Simply untrue as far as the Met Office forecasts were concerned. They specifically stated, time after time, that the exact path of the storm and the intensity was difficult to predict accurately. Furthermore any general forecast is just that i.e. it does not, and cannot, predict what will happen at any particular point within the forecast area. A quick check of the road reports shows numerous closures due to fallen trees not to mention that at least two people have lost their lives as a direct result of the storm.
The warnings kept people at home, which has saved lives. There are still no trains running on at least one line in north Kent. Telly has been showing fuckwits driving under fallen trees. Common sense isn't that common when it comes to prats who *have* to be at work - even when their job is shuffling paper or running shops with no customers.
Sure. Where there were storms. In our part of the country, and many other parts, there were NO storms, just high winds. It's a typical British panic, like when Heathrow gets 1/2 inch of snow and everything shuts down for a week.
no. I thought we had escaped with nothing, then FIL was over - poplar tree down taken out th phone line, could we report it..walked the dogs, took camera, and theresa top snapped off one of me maples lying in the orchard.
As some Netowrk Rail wag put it: 'leaves on the line are a bit more serious when they are still attached to the tree'.
chahnces are that there's at least one tree down on every line in the SE.
wind was fronm a 'good' direction though by and large and all our power has survived as you can see.
Is that a surprise? I'd have thought that fast-moving air passing over the flat surface would (in the same way that fast-moving air provides lift from a wing) cause the top surface to be sucked upwards. As soon as that happens the wind would get under the screen and blow it around.
To be fair what was cosnsitently said by the met office ansd serious weather sites was a major storm with a CHANCE of hurricane strength gusts. That the media make it more scary is - well - the media!
In the end the depression was still building as it left East Anglia and Denmark will take the pasting. Fair enough. It's their windmills..
Also the track was a leetle more southerly - the center was predicted to end up round Hull., but it moved south ending up over Anglia, which put the worst winds along the channel and Northern France.
IN short if God was aiming at Demnmark and wanted as little collateral damage as possible, it was the perfect track..

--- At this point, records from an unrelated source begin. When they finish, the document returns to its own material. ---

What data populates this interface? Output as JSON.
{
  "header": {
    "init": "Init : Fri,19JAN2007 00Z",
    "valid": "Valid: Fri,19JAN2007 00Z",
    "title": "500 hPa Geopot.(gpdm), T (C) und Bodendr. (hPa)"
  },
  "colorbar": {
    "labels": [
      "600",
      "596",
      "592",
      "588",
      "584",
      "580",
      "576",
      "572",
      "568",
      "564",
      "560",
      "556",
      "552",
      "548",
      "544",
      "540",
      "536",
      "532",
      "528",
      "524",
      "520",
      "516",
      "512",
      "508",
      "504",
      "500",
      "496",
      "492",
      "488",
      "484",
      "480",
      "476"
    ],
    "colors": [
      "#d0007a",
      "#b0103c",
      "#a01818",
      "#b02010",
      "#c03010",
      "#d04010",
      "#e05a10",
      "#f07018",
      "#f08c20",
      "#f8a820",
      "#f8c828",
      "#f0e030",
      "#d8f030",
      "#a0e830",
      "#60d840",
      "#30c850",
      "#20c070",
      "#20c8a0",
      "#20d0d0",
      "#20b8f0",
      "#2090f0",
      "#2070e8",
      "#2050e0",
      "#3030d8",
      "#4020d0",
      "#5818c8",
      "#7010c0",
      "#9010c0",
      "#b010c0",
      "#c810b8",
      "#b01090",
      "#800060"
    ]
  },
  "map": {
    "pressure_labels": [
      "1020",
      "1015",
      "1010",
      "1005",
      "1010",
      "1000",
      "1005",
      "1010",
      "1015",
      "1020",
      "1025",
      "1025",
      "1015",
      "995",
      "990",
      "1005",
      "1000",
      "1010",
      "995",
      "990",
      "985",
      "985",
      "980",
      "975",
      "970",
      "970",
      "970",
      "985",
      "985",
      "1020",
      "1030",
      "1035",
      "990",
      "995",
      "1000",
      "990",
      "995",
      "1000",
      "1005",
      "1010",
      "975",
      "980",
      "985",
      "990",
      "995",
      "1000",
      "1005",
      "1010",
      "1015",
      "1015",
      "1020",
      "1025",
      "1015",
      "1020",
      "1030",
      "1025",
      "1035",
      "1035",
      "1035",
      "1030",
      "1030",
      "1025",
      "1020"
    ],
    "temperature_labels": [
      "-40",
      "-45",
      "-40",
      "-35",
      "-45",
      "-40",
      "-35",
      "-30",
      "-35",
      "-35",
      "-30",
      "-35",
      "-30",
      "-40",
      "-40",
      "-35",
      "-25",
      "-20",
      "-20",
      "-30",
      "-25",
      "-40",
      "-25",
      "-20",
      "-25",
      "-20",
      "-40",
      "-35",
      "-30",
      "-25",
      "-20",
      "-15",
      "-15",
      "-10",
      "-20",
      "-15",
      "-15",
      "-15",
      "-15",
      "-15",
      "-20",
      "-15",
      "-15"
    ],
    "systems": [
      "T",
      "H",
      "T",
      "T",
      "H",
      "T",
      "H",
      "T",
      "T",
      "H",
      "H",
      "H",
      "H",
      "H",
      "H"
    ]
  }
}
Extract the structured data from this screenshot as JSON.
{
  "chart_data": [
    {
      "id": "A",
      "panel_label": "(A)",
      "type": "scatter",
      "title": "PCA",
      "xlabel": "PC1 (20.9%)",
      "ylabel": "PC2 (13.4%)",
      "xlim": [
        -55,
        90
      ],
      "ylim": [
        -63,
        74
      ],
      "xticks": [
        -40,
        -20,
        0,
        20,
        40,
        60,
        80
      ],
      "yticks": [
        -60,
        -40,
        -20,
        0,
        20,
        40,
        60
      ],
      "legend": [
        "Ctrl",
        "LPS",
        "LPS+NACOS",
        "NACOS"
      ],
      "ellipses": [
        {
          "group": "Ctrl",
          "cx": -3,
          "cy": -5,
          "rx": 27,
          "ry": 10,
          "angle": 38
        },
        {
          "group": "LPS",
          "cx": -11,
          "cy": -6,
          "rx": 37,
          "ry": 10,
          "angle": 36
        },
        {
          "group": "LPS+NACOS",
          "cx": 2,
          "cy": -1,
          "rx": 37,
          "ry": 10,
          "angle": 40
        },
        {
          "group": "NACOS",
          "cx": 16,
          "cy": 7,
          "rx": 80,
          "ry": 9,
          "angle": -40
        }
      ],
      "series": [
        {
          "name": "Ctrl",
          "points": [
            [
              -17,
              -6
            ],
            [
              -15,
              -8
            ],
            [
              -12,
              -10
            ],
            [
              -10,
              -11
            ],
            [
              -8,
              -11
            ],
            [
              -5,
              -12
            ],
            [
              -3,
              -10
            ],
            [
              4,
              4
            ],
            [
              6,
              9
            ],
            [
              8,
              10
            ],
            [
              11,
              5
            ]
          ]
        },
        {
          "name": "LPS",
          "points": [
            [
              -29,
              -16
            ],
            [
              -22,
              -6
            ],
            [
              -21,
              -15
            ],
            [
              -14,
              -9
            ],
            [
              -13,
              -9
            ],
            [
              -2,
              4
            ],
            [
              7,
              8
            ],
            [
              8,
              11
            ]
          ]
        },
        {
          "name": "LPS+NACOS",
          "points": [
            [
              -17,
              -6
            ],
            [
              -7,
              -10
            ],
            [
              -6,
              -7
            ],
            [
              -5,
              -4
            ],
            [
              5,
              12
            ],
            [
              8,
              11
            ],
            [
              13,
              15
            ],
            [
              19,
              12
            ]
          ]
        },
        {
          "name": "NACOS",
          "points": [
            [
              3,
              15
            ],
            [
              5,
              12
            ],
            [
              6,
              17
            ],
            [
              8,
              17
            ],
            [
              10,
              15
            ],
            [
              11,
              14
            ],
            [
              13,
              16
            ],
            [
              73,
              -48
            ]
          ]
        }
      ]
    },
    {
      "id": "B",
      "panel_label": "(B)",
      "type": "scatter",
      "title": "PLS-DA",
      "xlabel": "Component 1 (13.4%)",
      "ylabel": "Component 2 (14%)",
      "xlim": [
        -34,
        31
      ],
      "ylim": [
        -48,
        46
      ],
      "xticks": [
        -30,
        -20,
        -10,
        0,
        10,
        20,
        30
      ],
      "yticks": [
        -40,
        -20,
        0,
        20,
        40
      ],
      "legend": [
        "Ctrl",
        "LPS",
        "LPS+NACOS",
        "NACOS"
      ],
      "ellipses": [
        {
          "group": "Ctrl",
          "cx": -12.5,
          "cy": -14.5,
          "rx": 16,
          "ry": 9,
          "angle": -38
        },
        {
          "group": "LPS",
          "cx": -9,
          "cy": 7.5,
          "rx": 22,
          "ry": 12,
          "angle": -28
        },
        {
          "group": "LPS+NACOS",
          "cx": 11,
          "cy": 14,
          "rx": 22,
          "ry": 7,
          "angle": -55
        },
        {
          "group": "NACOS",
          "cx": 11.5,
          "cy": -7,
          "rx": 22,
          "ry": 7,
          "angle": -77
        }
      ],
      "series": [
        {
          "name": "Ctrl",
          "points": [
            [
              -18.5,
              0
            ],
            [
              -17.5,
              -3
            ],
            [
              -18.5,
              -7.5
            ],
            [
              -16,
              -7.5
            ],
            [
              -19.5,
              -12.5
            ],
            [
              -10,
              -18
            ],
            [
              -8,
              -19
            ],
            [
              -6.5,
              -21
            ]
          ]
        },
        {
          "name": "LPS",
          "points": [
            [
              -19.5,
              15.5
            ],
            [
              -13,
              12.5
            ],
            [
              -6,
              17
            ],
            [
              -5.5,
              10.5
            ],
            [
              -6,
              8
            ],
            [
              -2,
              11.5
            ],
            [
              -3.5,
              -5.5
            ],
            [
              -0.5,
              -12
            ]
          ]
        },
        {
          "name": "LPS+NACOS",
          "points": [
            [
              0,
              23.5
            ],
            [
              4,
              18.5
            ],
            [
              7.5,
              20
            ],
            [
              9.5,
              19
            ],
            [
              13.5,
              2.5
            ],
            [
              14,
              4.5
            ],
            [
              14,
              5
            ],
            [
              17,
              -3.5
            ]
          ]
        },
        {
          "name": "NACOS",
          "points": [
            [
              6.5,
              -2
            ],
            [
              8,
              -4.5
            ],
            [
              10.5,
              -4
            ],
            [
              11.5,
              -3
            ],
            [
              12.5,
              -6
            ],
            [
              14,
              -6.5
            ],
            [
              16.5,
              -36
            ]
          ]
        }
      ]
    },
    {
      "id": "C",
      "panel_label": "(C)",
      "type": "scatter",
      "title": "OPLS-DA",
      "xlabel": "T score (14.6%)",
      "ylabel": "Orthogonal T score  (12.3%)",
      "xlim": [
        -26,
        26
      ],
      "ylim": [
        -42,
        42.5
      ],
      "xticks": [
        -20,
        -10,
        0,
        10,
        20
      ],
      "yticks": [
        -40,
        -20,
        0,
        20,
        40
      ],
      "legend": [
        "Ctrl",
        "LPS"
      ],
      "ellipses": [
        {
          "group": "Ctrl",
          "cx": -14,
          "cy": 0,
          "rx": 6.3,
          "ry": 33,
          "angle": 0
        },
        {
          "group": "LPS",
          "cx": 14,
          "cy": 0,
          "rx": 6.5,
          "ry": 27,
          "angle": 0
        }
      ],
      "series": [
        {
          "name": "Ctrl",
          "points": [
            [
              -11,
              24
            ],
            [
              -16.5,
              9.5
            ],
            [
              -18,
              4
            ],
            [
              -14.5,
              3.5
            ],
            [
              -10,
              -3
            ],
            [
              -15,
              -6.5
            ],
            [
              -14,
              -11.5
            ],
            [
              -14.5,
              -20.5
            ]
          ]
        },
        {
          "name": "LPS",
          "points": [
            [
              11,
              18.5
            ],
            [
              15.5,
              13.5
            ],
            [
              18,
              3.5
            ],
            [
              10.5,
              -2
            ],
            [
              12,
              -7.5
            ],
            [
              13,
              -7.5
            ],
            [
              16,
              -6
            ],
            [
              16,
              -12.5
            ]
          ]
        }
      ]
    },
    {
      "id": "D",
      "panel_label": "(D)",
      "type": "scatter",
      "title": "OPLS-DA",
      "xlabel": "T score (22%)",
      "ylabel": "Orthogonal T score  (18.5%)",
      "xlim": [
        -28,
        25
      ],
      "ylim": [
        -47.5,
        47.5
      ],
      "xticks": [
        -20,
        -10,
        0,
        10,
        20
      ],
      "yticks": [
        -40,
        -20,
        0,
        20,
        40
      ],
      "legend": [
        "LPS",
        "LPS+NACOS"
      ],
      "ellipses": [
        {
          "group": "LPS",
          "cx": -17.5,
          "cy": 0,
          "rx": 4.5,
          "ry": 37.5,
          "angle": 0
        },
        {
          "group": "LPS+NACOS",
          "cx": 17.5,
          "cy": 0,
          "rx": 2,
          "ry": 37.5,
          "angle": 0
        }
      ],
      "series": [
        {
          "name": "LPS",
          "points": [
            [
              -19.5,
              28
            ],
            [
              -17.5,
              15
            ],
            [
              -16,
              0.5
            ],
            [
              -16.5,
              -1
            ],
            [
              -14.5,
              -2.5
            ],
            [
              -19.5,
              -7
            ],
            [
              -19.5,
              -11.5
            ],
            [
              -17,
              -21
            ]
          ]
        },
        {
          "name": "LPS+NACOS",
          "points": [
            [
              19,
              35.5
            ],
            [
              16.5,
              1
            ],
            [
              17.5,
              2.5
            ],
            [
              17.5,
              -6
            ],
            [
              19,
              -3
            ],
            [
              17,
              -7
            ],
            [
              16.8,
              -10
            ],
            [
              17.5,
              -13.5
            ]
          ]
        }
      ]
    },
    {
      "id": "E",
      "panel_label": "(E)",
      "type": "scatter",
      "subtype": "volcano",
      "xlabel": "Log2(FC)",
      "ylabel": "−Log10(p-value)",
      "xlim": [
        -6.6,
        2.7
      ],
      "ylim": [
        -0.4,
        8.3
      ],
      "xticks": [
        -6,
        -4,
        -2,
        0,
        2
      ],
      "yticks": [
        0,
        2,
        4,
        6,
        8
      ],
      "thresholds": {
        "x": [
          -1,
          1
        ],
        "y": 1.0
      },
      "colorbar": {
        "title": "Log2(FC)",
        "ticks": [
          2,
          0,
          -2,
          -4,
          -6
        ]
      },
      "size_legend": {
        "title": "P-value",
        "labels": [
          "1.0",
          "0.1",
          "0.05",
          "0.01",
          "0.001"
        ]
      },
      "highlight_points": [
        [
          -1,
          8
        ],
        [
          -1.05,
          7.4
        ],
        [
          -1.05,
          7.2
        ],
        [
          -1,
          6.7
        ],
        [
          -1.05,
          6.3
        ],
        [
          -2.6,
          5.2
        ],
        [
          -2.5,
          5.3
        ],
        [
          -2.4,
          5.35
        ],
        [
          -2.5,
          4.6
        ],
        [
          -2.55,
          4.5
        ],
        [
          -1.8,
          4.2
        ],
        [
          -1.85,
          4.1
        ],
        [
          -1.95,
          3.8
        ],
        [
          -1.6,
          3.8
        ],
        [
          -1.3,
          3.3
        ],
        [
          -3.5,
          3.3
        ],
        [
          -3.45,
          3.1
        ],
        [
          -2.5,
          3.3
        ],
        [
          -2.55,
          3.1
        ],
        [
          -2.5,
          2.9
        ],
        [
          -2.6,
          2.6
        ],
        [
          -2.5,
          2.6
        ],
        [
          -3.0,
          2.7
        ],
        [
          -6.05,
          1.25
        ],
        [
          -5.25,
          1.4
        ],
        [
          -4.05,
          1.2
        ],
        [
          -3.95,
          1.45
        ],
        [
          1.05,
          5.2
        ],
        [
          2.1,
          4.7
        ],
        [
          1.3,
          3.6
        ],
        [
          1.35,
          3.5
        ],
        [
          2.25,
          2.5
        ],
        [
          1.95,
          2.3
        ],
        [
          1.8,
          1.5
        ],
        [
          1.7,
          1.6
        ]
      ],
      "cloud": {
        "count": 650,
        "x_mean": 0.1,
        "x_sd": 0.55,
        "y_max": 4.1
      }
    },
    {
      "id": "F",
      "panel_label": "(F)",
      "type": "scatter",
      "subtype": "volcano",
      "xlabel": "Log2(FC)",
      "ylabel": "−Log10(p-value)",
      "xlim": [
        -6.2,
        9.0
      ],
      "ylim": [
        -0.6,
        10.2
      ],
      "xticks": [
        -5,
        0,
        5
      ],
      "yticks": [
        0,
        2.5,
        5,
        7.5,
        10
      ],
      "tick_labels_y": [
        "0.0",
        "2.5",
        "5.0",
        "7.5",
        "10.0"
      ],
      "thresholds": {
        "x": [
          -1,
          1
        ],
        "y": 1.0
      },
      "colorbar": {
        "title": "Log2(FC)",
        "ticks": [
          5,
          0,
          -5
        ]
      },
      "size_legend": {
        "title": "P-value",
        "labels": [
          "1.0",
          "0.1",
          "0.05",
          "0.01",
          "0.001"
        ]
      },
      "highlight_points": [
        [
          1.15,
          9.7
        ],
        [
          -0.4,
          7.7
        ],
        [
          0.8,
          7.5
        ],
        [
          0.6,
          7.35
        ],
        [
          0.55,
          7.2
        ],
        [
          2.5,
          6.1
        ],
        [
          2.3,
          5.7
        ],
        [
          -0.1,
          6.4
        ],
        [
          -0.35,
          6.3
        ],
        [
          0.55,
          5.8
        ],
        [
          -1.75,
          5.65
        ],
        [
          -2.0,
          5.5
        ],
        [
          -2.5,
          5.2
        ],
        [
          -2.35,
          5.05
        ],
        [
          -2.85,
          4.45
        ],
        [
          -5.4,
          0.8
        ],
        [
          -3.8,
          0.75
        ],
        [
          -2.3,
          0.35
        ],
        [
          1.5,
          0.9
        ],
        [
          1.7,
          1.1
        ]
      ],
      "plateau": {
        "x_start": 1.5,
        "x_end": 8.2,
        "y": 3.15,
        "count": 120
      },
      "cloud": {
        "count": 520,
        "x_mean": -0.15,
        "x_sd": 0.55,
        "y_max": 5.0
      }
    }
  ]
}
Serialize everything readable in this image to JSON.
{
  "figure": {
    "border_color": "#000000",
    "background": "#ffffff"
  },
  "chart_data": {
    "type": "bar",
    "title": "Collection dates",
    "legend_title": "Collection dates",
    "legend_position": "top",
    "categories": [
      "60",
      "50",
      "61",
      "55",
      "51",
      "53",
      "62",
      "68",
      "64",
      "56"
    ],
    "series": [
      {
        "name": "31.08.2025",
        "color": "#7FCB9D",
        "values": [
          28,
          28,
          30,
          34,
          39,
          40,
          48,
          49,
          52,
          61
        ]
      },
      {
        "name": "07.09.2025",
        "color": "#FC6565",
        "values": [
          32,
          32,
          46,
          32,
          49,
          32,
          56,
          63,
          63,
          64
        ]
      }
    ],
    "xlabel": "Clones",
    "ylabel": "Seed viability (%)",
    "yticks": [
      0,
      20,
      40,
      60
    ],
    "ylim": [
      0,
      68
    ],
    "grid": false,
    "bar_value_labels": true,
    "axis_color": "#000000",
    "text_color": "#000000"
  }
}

I thnk teh resposemns fraom the sea rail and air traffic and indeed the road warnings has been proprtiobnate and sensible. About 'just right'
It better to know there wont be a train, than to get on one and find yourself stuck for 4 hours while a crew comes up to take the branches off the line.
250,000 without electricity, a fair few without phone, just about every railway line in need of inspection, 2 dead and a lot of property damage is not a total non event. Being prepared for worse has made this a lot less of en event than it might have been.
I actually am amazed to find myself thnking that all in all, apart from the MSM over egging the pudding, the resposne has been almost exactly what I would have put in place myself.Had I been God or whatever.
It will take a few hours to clear 90% of te worst, a few days to get to
99% and one percent will be a real expense and time waster.
Never been a Russian army general, then. Their view was that the best way to clear a minefield was to march a platoon or so of troops over it. Or possibly prisoners.